Kur’ân-ı Kerîm’in ana konusu, Allah Teâlâ’nın varlığı ve birliğidir. O’nun muhatabı insandır ve Allah-insan-varlık üçgeni arasındaki ilişkileri konu edinmiştir. Böylelikle O, insanın Rabbi, kendi cinsi ve kâinât ile bağlantısını düzenleyen bir rehberdir.
Kur’ân-ı Kerîm’in hedefi, insanın dünya ve ahirette mutluluğunu sağlamaktır. İ’tikadî, ahlakî ve amelî her bakımdan insanların ihtiyaç duyduğu ilkeleri ihtiva eder.

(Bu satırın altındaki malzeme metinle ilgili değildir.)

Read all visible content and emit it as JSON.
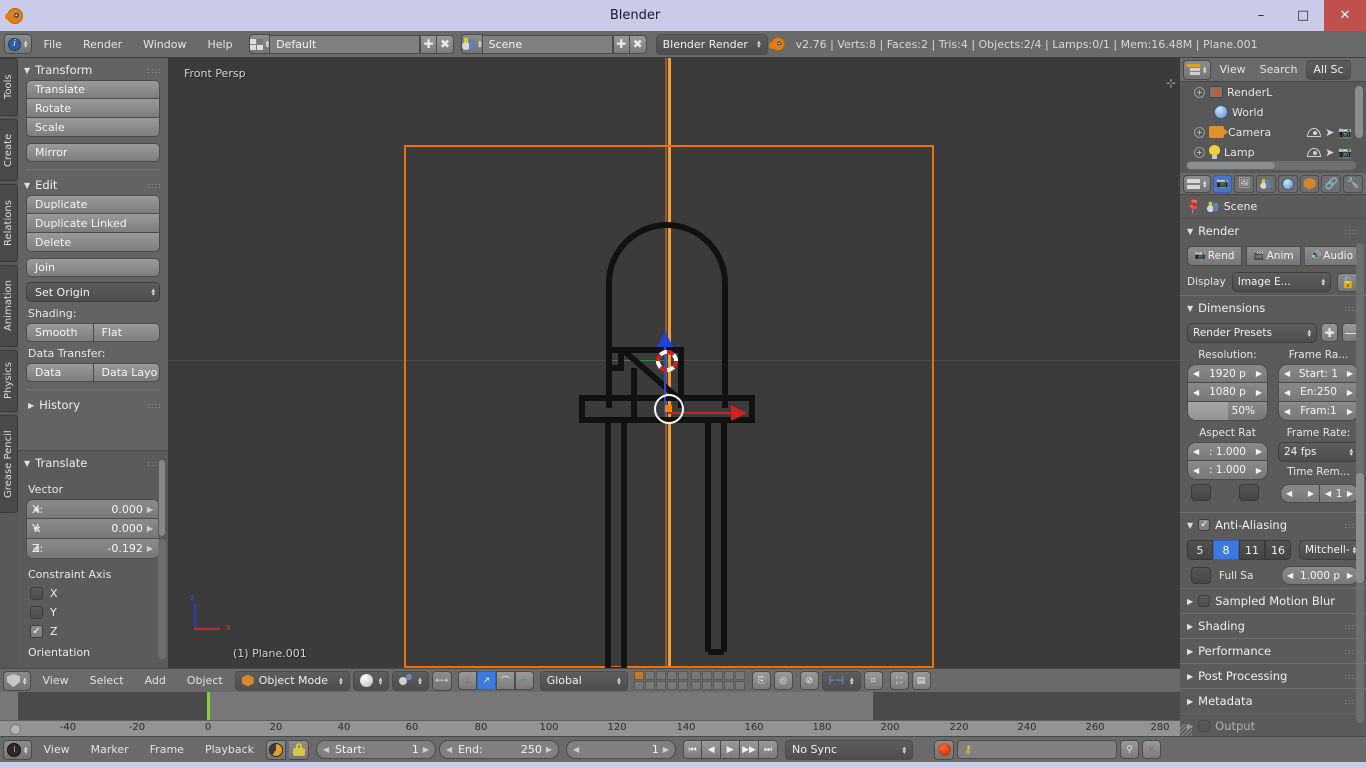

O’nu okurken tefekkür etmek ve bize söylemek istediği ilkeleri iyi kavramak gerekir. Çünkü Kur’ân-ı Kerîm’in emir ve yasakları tüm insanlığın mutluluğuna yönelik hükümler içerir. Sadece tilâvetle yetinmek ve ne söylediğine önem vermemek, O’ndan beklediğimiz faydayı bize sağlamayacaktır.
Kur’ân-ı Kerîm, bizlere yüce Rabbimizin mesajlarını aktaran ilahî bir mektuptur. O mektubu alıp bir kenara koymak doğru olmadığı gibi, içeriğini anlamaya çalışmamak da doğru olmaz.
Evet, Kur’ân-ı Kerîm’i okumak ibâdettir ve bu ibâdetin büyük sevabı vardır ama, O’nun bize gönderilmesinin amacı, anlaşılması ve içerdiği emirlerle yasaklara uyularak uygulanmasıdır.
Merhum Mehmet Âkif’in, yaşadığı yıllardaki bazı Müslümanların Kur’ân-ı Kerîm’e yaklaşımlarını yansıtan:
“İbret olmaz bize her gün okuruz ezber de.
Yoksa hiç mana aranmaz mı bu ayetler de.
Lafz-ı muhkem yalnız anlaşılan Kur’ân’ın.
Çünkü kaydında değil hiç birimiz mananın.
Ya açar nazm-ı celîlin bakarız yaprağına.
Yahut üfler geçeriz, bir ölünün toprağına.
İnmemiştir hele Kur’ân, bunu hakkıyla bilin.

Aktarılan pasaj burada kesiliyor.